I compared the results of students’ data analysis from this class to those of Stat 680B, Biostatistical Methods, in Spring 2015. In Stat 680B, the method used was logistic regression. In Stat 678, the method used was Cox proportional hazards regression. Both deal with multiple regression problems with different types of outcome variables (binary in logistic regression vs. censored survival time in Cox regression). The student reports from both classes were graded using the same rubrics. In general, Stat 678 students did better than Stat 680B students, resulting from increased emphasis on data analysis and report writing due to the mini-grant.
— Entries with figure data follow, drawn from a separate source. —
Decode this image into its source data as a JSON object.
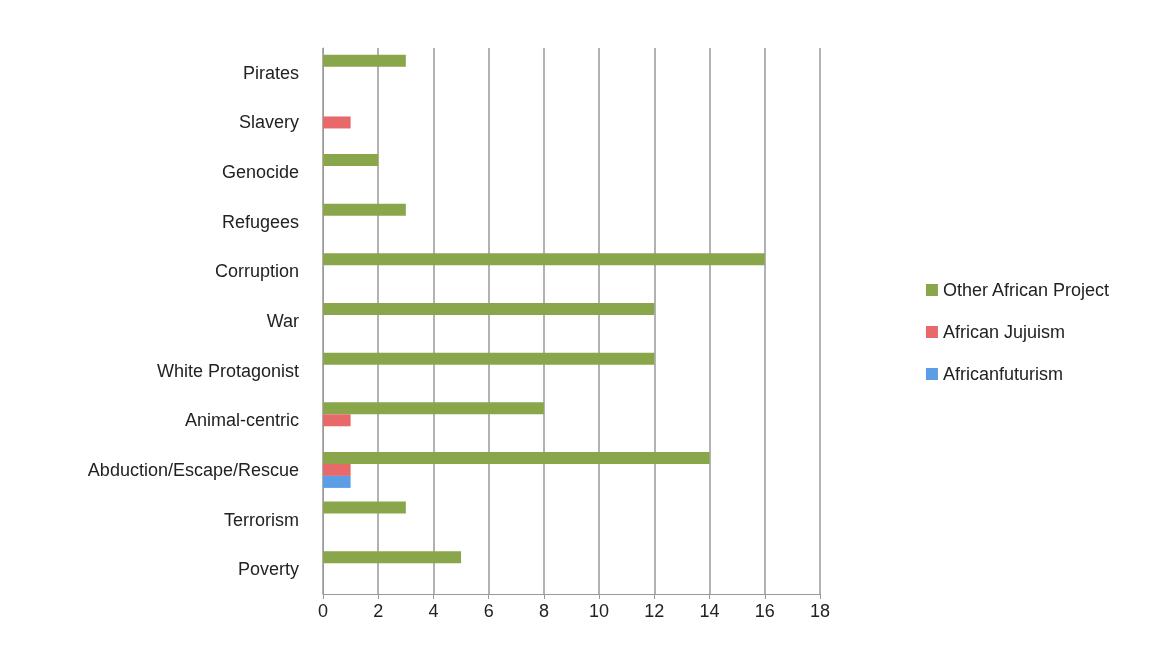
{
  "chart_data": {
    "type": "bar",
    "orientation": "horizontal",
    "categories": [
      "Pirates",
      "Slavery",
      "Genocide",
      "Refugees",
      "Corruption",
      "War",
      "White Protagonist",
      "Animal-centric",
      "Abduction/Escape/Rescue",
      "Terrorism",
      "Poverty"
    ],
    "series": [
      {
        "name": "Other African Project",
        "color": "#8aa64a",
        "values": [
          3,
          0,
          2,
          3,
          16,
          12,
          12,
          8,
          14,
          3,
          5
        ]
      },
      {
        "name": "African Jujuism",
        "color": "#e8696a",
        "values": [
          0,
          1,
          0,
          0,
          0,
          0,
          0,
          1,
          1,
          0,
          0
        ]
      },
      {
        "name": "Africanfuturism",
        "color": "#5b9ee6",
        "values": [
          0,
          0,
          0,
          0,
          0,
          0,
          0,
          0,
          1,
          0,
          0
        ]
      }
    ],
    "xlim": [
      0,
      18
    ],
    "xticks": [
      0,
      2,
      4,
      6,
      8,
      10,
      12,
      14,
      16,
      18
    ],
    "grid": "x",
    "legend": "right"
  }
}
I chose not to perform any statistical inference due to small sample sizes (23 students from Stat 678 and 36 students from Stat 680B) as well as the obvious confounding variables of time and cohort (the reports were graded at different times).

A comparison in written exam performance between this offering of Stat 678 versus a previous offering (Spring 2012) was also made. The spring 2012 Stat 678 offering was the most similar to the Spring 2016 offering in that both classes had final projects in lieu of final exams and the two midterms in the two classes were given at about the same time, with the first midterm given mid-semester and the second midterm given towards the end of the semester. The results are mixed. In the first midterm, the average score was 78.4% for the Spring 2012 offering and 83.3% for the Spring 2016 offering. In the second midterm, the average score was 88.2% for the Spring 2012 offering and 85.5% for the Spring 2016 offering. Neither comparison reached statistical significance at the 0.05 significance level. In a sense, a no-difference comparison between the two Stat 678 offerings is a positive for this project given that a few classes were taken away from the standard lectures and spent in the lab doing data analysis. The exams in the two offerings were at similar difficulty levels. Therefore, with better student performance in their final data analysis report and no difference in written exams focused on student understanding of underlying statistical theory and principals, I consider the innovations introduced in this project a success.

What I Learned

Students learn when they have clear good examples to model from and know how they are graded (rubrics). In the future, I may have students hand in a portion of their report, for example, the portion on exploratory data analysis, and have them peer grade and give each other feedback. Good data analysis practices can be taught!